Juristin Christine Graebsch über Abschiebe-Häftlinge: "Diese Leute haben nichts verbrochen"
Weil sich niemand sonst fand, der es machen wollte, begann Christine Graebsch vor 17 Jahren, Abschiebehäftlinge in Bremen juristisch zu beraten. Nun verlässt sie die Stadt und wird Jura-Professorin in Dortmund.
taz: Frau Graebsch, 17 Jahre lang haben Sie in Bremen Abschiebehäftlinge betreut und sich mit den Behörden gestritten. Nun sind Sie in Dortmund verbeamtete Professorin geworden und mussten dem Staat Treue schwören. Fiel Ihnen das schwer?
Christine Graebsch: Ich muss zwar meine Zulassung als Anwältin zurückgeben, darf aber bestimmte Mandate, etwa die zur Abschiebehaft, weitermachen. Das werde ich auch tun.
Sie haben erst mit Freiwilligen, später mit Studierenden eine bundesweit einmalige Form von Rechtsberatung in der Abschiebehaft aufgebaut.
Als Studentin habe ich mich einem Verein angeschlossen, der Strafgefangene im Gefängnis berät. Nach dem Asylkompromiss von 1993 stieg die Zahl der Abschiebehäftlinge stark an. Das Abschiebegefängnis war damals mitten in der Stadt. Auf Initiative des Stadtteilbeirates haben wir uns das 1994 angesehen.
Ich war erschüttert. Als jemand, der Knäste von innen schon kannte, hätte ich nicht für möglich gehalten, dass es so was in Deutschland gab. Wir wollten dann auch die Gefangenen dort juristisch beraten. Weil ich keine Ahnung von Ausländerrecht hatte, habe ich mich bereit erklärt, wenigstens jemanden dafür zu suchen.
Vergeblich.
Ja. Es fand sich niemand. Also habe ich es selbst gemacht.
Was hatte Sie so erschüttert?
44, ist Juristin und Kriminologin. 1994 begann sie, Abschiebehäftlinge zu beraten. Sie war Lehrbeauftragte für Rechtswissenschaft an der Uni Bremen und ist ab dem kommenden Semester Professorin an der FH Dortmund.
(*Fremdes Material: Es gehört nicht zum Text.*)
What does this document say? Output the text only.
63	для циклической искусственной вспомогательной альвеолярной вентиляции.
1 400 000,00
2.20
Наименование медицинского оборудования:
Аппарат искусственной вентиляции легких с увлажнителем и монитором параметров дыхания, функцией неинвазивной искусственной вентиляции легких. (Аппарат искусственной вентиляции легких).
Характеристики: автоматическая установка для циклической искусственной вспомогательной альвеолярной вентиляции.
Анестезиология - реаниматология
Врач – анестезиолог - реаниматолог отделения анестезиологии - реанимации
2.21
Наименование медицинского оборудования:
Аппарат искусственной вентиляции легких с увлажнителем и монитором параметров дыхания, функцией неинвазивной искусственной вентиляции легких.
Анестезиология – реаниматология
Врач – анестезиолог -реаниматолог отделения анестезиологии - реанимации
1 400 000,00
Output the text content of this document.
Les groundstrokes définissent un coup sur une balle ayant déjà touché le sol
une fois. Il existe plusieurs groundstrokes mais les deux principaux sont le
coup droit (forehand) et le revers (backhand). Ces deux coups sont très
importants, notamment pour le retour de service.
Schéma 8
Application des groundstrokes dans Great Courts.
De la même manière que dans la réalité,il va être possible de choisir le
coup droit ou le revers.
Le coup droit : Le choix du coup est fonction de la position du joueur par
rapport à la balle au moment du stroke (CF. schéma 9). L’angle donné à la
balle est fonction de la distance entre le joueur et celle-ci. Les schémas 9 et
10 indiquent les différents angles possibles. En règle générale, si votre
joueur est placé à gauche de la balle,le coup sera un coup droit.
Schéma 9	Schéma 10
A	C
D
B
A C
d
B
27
Die Leute waren teils über ein Jahr dort eingesperrt, vier bis sechs Gefangene in einer Zelle. Teils waren die Toiletten nicht abgetrennt, statt Fenstern gab es nur einen einzelnen drehbaren Glasbaustein zum Lüften. Es gab keine Sozialarbeiter, keine Rechtsberatung, keine Versorgung. Wer selbst keine Zahnbürste oder Rasierzeug mitbrachte, hatte eben keins. Auch das Taschengeld wurde nicht ausgezahlt.
Gefangene bekommen Taschengeld?
Gemäß dem Asylbewerberleistungsgesetz haben auch Abschiebehäftlinge einen Anspruch auf etwa 28 Euro Bargeld im Monat. Das Bremer Sozialamt zahlte das damals nicht aus, weil die Gefangenen dort keinen Antrag stellten. Das konnten sie aber natürlich im Gewahrsam gar nicht. Das Amt sagte nur, es sei nicht verpflichtet, den Leuten Geld hinterher zu tragen.
Was haben Sie unternommen?
Wir sind mehrfach zum Ausländerausschuss der Bürgerschaft gegangen. Die fanden es erst auch alles ganz schlimm. Es gab jahrelang einen Runden Tisch, aber rausgekommen ist dabei absolut nichts. Ganz am Ende hat der Innen-Staatsrat vorgeschlagen, dass er ein paar private Spenden für einen Basketballkorb auftut.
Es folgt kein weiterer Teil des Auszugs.